C’est là qu’intervient la technologie de séquençage de l’ARN. « On obtient une longue liste de séquences que la biologie computationnelle permet d’analyser. On demande par exemple quelle séquence montre une différence entre les individus cognitivement capables et incapables. Et si c’est le cas, s’il s’agit d’hommes ou de femmes ? » , explique Soreq.
Il s’avère que les femmes atteintes de déclin cognitif perdent les fragments d’ARN-T beaucoup plus tôt que les hommes.
« Ces fragments ont un rôle à jouer. Et quand ils se perdent, ils ne font plus leur travail. Ceci peut contribuer à expliquer la détérioration plus rapide de la sphère cognitive des femmes atteintes d’Alzheimer », poursuit Soreq.
Ces fragments sont de l’ARN originaire des mitochondries, et non de l’ARN issu de l’ADN nucléaire. L’ARN mitochondrial vient de la mère. Toutefois, à ce stade, Soreq n’est pas en mesure de dire si cela signifie que la maladie d’Alzheimer est transmise par la mère.

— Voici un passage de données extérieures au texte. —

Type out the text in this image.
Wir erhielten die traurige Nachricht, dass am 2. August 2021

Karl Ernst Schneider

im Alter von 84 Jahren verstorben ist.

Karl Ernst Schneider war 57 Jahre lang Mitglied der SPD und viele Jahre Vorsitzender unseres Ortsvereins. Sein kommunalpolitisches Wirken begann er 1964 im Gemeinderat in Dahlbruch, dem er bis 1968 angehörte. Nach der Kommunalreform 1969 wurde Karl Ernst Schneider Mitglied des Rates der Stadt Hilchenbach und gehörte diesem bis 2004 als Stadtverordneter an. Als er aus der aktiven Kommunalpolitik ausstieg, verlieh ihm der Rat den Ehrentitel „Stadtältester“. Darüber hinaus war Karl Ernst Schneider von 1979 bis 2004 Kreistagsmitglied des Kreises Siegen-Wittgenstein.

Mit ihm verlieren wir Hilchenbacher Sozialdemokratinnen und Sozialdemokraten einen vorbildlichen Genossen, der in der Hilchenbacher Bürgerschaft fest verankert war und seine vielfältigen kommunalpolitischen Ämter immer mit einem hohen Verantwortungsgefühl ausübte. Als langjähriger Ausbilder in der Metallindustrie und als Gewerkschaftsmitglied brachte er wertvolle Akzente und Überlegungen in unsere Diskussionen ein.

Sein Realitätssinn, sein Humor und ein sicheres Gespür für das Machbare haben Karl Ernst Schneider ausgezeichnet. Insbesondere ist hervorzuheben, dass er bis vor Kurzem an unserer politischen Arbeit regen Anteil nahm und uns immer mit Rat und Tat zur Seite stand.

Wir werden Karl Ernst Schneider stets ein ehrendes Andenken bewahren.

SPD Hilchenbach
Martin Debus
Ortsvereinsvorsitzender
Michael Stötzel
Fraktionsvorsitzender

Elle espère que ces résultats permettront de développer de nouveaux traitements, mais précise que la barrière hémato-encéphalique pose de sérieuses difficultés.
« Le côté positif, c’est que ces résultats arrivent au moment où l’ARN thérapeutique n’est plus un gros mot. Grâce à la pandémie (de COVID), nous savons désormais que l’on peut récupérer de l’ARN et l’injecter, ou injecter les molécules qui le produisent », affirme Soreq.
« Cela ouvre des perspectives pour d’autres recherches, par exemple pour déterminer dans quelle mesure il est possible de récupérer ces fragments d’ARN-t. Et si c’était possible, cela ralentirait-il – voire empêcherait-il – la détérioration cognitive chez les femmes atteintes de la maladie d’Alzheimer ? », interroge-t-elle.